約一小時,以進口1300萬條記錄到Solr的進口運行。問題在於,在導入期間,無法更新表fewo_property_availability_details,因爲有一個AccessShareLock鎖定表。這可以防止更新/插入數據到表中,並且這些查詢會排隊。一段時間後,它們堆積太多,數據庫失敗。

我的問題是:有沒有一種很好的方式來導入數據,而不會妨礙常規查詢太多?像在x個導入的記錄之後開始一個新的交易也給其他查詢時間運行?

我使用在Ubuntu 12.04上運行的Solr 4.0和Postgres 9.1。

由於

回答

2

AccessShareLock僅與AccessExclusiveLock衝突,每the documentation

ACCESS EXCLUSIVEALTER TABLEDROP TABLETRUNCATEREINDEXCLUSTERVACUUM FULL和不合格LOCK TABLE語句僅獲得。
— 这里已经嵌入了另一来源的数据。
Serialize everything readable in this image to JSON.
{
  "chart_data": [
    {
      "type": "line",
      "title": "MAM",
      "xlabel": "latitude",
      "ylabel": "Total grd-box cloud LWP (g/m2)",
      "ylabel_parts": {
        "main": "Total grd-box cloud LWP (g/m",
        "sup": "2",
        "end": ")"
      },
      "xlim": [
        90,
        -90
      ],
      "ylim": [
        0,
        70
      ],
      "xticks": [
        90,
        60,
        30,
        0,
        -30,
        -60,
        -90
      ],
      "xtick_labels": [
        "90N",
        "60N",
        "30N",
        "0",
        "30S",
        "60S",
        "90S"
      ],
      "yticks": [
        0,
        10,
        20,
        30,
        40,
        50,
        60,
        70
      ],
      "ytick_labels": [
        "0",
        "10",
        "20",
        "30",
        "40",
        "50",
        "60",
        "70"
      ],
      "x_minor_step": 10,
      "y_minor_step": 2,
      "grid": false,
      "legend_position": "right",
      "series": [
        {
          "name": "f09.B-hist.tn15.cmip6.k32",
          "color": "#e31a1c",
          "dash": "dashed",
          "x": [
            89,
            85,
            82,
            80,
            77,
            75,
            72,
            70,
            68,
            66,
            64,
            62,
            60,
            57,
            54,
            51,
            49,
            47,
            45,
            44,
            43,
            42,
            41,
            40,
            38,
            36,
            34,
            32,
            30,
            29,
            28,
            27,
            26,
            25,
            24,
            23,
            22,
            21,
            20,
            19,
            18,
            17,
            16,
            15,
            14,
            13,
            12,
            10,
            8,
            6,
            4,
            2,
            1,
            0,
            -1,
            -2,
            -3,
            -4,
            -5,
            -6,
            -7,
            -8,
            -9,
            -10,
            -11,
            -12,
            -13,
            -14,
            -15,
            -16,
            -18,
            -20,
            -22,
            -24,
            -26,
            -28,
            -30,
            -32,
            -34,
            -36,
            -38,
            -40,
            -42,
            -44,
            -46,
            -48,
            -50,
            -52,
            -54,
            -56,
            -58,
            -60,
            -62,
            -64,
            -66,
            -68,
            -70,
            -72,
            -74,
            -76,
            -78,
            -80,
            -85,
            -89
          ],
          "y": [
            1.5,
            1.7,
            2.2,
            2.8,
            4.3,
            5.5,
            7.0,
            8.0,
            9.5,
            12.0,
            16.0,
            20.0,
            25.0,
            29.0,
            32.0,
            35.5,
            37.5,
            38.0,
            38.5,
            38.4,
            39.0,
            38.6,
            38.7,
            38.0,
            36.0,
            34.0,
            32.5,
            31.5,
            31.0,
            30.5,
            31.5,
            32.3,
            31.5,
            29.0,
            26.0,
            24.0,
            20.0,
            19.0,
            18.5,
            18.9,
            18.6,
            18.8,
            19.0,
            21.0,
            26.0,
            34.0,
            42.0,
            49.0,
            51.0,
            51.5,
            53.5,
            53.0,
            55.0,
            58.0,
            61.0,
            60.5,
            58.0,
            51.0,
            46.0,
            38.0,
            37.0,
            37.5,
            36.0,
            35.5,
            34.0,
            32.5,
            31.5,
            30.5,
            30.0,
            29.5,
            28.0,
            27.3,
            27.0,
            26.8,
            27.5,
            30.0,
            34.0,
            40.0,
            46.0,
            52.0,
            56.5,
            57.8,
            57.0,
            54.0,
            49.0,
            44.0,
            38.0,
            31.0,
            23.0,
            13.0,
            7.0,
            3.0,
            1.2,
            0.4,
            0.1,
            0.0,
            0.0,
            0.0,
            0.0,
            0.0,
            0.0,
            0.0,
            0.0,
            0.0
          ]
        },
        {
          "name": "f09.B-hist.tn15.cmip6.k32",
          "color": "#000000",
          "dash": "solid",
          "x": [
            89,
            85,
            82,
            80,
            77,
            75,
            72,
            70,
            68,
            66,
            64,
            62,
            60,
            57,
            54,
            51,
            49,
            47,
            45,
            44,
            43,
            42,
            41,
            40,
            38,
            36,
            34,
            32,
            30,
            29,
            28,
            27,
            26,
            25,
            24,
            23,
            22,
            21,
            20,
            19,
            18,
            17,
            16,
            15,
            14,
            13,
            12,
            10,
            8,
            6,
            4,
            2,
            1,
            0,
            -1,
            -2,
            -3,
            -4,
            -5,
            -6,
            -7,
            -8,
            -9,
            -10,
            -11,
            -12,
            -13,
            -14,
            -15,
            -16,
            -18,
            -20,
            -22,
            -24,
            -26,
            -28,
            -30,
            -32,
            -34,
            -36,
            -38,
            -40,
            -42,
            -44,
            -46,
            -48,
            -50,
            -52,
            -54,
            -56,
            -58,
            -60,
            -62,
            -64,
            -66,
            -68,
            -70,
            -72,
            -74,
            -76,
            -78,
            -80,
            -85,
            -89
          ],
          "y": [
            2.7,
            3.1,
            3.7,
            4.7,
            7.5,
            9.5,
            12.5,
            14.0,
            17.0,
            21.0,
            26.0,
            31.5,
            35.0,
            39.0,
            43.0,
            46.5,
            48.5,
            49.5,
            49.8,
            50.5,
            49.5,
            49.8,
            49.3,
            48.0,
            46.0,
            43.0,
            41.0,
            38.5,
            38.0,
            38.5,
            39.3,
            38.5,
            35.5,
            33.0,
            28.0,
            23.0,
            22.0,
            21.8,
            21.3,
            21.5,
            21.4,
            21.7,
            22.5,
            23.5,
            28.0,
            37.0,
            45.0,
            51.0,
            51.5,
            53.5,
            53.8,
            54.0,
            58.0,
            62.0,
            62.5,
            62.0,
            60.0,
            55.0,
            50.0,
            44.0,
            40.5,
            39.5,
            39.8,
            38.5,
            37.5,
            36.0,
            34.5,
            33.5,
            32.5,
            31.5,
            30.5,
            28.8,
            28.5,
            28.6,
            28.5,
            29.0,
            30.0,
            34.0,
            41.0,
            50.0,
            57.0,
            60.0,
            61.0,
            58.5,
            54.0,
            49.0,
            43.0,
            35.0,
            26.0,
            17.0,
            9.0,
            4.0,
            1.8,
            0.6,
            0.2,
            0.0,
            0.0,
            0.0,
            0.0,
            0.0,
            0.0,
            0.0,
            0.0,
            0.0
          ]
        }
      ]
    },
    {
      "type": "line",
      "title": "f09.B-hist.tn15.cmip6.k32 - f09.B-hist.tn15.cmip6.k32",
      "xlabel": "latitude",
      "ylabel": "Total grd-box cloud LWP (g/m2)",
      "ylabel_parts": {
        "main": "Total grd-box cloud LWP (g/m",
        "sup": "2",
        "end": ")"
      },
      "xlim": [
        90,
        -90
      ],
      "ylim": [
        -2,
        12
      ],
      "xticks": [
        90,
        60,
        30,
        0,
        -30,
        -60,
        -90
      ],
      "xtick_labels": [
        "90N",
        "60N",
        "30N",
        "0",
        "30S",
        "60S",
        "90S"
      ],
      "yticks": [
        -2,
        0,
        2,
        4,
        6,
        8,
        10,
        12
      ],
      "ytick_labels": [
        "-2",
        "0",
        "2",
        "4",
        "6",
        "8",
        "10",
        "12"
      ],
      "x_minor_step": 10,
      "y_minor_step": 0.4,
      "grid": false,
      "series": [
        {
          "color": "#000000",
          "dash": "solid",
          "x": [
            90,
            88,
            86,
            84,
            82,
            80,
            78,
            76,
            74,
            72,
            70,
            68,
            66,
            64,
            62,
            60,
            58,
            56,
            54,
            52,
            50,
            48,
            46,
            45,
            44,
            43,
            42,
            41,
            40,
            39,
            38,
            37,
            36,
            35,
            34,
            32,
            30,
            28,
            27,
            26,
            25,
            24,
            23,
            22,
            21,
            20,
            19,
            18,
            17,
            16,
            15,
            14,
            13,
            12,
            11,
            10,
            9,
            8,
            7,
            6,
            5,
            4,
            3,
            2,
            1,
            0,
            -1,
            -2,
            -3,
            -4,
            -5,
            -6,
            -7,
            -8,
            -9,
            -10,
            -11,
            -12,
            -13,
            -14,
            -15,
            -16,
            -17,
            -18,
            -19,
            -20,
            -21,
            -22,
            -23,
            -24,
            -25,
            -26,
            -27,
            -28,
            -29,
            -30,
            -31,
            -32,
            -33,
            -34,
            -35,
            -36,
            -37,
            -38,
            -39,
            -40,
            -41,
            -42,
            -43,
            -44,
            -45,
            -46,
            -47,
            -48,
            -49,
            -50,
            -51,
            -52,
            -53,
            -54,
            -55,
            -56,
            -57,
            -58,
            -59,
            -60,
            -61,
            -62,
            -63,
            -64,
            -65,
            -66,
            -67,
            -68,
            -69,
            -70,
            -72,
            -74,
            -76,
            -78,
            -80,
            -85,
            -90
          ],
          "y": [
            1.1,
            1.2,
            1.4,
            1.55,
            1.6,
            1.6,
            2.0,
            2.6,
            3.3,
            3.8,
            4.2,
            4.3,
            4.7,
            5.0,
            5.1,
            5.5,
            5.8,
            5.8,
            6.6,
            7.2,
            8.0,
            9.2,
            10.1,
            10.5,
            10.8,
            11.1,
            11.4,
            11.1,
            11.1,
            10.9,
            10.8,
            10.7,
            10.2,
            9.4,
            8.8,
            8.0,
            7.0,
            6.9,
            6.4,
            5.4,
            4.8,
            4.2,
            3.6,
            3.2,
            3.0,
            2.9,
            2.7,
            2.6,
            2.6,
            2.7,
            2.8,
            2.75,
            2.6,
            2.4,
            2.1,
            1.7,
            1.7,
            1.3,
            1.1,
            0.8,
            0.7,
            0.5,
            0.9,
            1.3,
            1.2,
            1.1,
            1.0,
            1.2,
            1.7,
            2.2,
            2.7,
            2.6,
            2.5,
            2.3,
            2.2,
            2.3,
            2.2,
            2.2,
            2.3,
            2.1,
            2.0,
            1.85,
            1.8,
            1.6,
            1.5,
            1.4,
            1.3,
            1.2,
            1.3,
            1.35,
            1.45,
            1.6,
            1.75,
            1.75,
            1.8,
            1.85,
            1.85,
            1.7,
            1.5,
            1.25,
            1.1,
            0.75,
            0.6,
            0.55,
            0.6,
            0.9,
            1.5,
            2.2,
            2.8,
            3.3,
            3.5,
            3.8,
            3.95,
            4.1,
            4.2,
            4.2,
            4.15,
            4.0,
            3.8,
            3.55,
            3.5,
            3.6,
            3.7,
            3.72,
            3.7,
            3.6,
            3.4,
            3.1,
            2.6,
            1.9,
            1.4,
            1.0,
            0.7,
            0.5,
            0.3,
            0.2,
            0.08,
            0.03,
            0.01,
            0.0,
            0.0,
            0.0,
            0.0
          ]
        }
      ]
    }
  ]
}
看看pg_catalog.pg_locks看看你是否能獲得更多關於鎖關係的信息。您還可以在PostgreSQL wiki上找到一些有用的鎖定查詢:http://wiki.postgresql.org/wiki/Lock_Monitoring

完全可能的是,您的數據庫無法應付繁重的併發讀取/寫入負載,而不是鎖定。如果您的緩存很小,並且在沒有BBU RAID控制器的普通(非SSD)磁盤上運行,並且/或者您尚未針對您的環境調整PostgreSQL配置,則這種情況尤其可能。

0

另外,你可以創建一個物化視圖,根據你從你的DIH中選擇(在oracle和MySQL中是可能的),並且你可以將刷新選項設置爲FAST(這意味着該視圖將始終包含新數據)。你會實現什麼: - 更快的導入 - 表上沒有鎖 之後,你可以做部分導入(不是全部導入),只取得新的或更改的數據。看到這個link 希望這會有所幫助。